Obama must pay for the extra year in hard currency
This reckoning presupposes Iran has no more hidden enrichment sites unknown to Western intelligence and IAEA inspectors, like the one near Qom – which it most probably has.
Therefore, acting only on known data, ElBaradei's initiative, if accepted by Tehran, could buy the Obama administration another year for talking its rulers out of their nuclear weapon ambitions. The US president's December 2009 deadline for Iran to show it is playing by international rules will have shifted to the end of 2010, depending of course on Tehran's far-from-certain acceptance of the new draft proposal.
America's acceptance of the ElBaradei proposal will cost it dear. Already praised by Washington, Paris and Moscow (“a very positive step” – said State Department spokesman Ian Kelly Oct. 21), it incorporates implied acceptance by its signatories of the legitimacy of Iran's enriched uranium stockpile and its illegal production in violation of UN Security Council Resolutions. Tehran's right to enrich any amount of uranium it chooses in the future is no longer in question.
Neither does the draft agreement refer to Iran's overt or covert nuclear installations; address the nuclear reactor at Bushehr or the plutonium reactor at Arak. There is no mention of any concealed military nuclear plants or Iran's missile program. By buying the draft, Iran would gain the advantage of a document it can wave to prove that, by consenting to the reprocessing of its enriched uranium stocks overseas, it has gained legitimacy for all the other branches of its nuclear program.
Secret Qom Facility? What's that?
So while president Obama may win an extra year for negotiations, Ayatollah Ali Khamenei and Mahmoud Ahmadinejad stand to gain another year to keep their programs ticking over until the next deadline and possibly take them all the way to a finished nuclear weapon.
This was not the outcome President Barack Obama conceived of when he delivered his strong address to the UN General Assembly on Sept. 25 or at his joint appearance in Pittsburgh the next day with French President Nicolas Sarkozy and British Prime Minister Gordon Brown, for the dramatic expose of a secret Iranian nuclear facility at Qom.
Then, Obama gave Iran an ultimatum of two weeks to reveal all its secret nuclear programs.
A month later, after his wish for big-power negotiations with Iran came true, the US president is forced into an unwanted corner.
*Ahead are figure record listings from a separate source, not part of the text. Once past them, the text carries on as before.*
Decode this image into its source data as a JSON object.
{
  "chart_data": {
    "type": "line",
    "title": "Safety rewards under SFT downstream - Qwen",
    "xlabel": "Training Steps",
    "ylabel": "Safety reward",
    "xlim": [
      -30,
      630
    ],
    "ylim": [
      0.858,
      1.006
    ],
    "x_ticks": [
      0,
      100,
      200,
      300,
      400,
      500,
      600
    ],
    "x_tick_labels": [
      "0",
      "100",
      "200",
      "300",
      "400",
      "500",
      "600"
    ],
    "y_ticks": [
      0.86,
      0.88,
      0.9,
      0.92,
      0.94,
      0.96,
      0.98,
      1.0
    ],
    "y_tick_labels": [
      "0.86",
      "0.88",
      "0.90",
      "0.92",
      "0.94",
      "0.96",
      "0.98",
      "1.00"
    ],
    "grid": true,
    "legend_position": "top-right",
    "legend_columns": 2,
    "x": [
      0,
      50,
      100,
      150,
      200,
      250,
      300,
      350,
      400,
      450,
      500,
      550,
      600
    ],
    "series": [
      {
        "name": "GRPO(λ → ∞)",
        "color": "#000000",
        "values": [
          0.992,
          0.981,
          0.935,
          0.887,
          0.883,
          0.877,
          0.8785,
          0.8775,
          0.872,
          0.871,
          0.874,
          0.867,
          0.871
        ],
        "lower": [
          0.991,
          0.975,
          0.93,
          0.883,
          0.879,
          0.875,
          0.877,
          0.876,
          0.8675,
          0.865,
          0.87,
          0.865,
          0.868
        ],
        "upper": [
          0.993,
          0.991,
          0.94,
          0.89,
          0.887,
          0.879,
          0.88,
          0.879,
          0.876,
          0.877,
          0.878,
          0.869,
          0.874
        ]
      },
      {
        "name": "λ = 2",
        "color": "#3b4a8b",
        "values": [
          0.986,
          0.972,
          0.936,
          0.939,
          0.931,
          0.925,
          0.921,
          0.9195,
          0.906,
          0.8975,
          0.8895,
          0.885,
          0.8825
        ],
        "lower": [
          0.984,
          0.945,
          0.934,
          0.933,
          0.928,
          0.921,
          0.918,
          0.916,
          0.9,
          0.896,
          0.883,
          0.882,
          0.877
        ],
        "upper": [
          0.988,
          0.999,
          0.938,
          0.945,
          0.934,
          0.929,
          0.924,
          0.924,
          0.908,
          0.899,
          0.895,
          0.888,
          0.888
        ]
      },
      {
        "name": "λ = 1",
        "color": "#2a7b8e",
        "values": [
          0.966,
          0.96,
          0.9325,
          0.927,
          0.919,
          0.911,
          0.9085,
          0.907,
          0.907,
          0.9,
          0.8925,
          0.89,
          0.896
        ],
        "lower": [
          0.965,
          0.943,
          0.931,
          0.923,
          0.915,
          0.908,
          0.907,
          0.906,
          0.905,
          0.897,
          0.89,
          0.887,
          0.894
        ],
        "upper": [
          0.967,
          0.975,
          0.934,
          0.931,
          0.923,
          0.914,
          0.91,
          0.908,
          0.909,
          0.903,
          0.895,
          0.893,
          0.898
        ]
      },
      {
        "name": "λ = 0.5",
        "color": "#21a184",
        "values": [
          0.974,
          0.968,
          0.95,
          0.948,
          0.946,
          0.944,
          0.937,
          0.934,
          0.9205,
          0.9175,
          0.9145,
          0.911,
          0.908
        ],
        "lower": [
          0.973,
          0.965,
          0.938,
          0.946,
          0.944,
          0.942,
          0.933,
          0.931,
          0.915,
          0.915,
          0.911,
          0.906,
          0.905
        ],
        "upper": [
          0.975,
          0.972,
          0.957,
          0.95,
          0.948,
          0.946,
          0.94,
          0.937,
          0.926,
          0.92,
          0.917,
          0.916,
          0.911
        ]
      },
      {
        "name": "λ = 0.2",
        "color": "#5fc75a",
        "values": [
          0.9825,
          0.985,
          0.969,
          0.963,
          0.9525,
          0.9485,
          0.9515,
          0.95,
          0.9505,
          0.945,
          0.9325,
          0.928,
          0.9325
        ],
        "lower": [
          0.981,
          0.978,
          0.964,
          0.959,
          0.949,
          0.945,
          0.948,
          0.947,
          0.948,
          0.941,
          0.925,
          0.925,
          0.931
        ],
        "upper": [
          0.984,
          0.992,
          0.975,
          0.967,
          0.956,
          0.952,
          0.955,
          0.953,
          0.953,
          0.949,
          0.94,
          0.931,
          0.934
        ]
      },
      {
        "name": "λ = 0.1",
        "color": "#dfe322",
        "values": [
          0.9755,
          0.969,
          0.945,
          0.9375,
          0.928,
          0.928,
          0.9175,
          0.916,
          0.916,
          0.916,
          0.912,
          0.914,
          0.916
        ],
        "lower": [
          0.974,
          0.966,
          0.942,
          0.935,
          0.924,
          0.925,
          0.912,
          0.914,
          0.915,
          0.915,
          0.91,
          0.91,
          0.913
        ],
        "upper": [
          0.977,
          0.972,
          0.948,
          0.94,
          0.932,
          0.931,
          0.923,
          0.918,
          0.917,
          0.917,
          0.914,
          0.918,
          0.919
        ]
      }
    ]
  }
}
Since the talks began, Iran's deceptions and concealed programs, including the Qom facility, no longer interest the world. The overriding trend now is to secure a uranium enrichment arrangement full of holes. The ElBaradei proposal leaves all the primary issues of Iran's program up in the air save for a deal to have Russia and France take over part of Iran's uranium enrichment processing.
Thursday, October 22, some administration circles nonetheless found much advantage in the proposal. One commented: “This is a win-win situation: Iran is permitted to retain its coveted 'right' to enrich uranium, while the US administration builds safeguards against the material's diversion to weapons production.”
According to a more sober view, the US failed to build safeguards in 2009. There is no guarantee it will do better in 2010.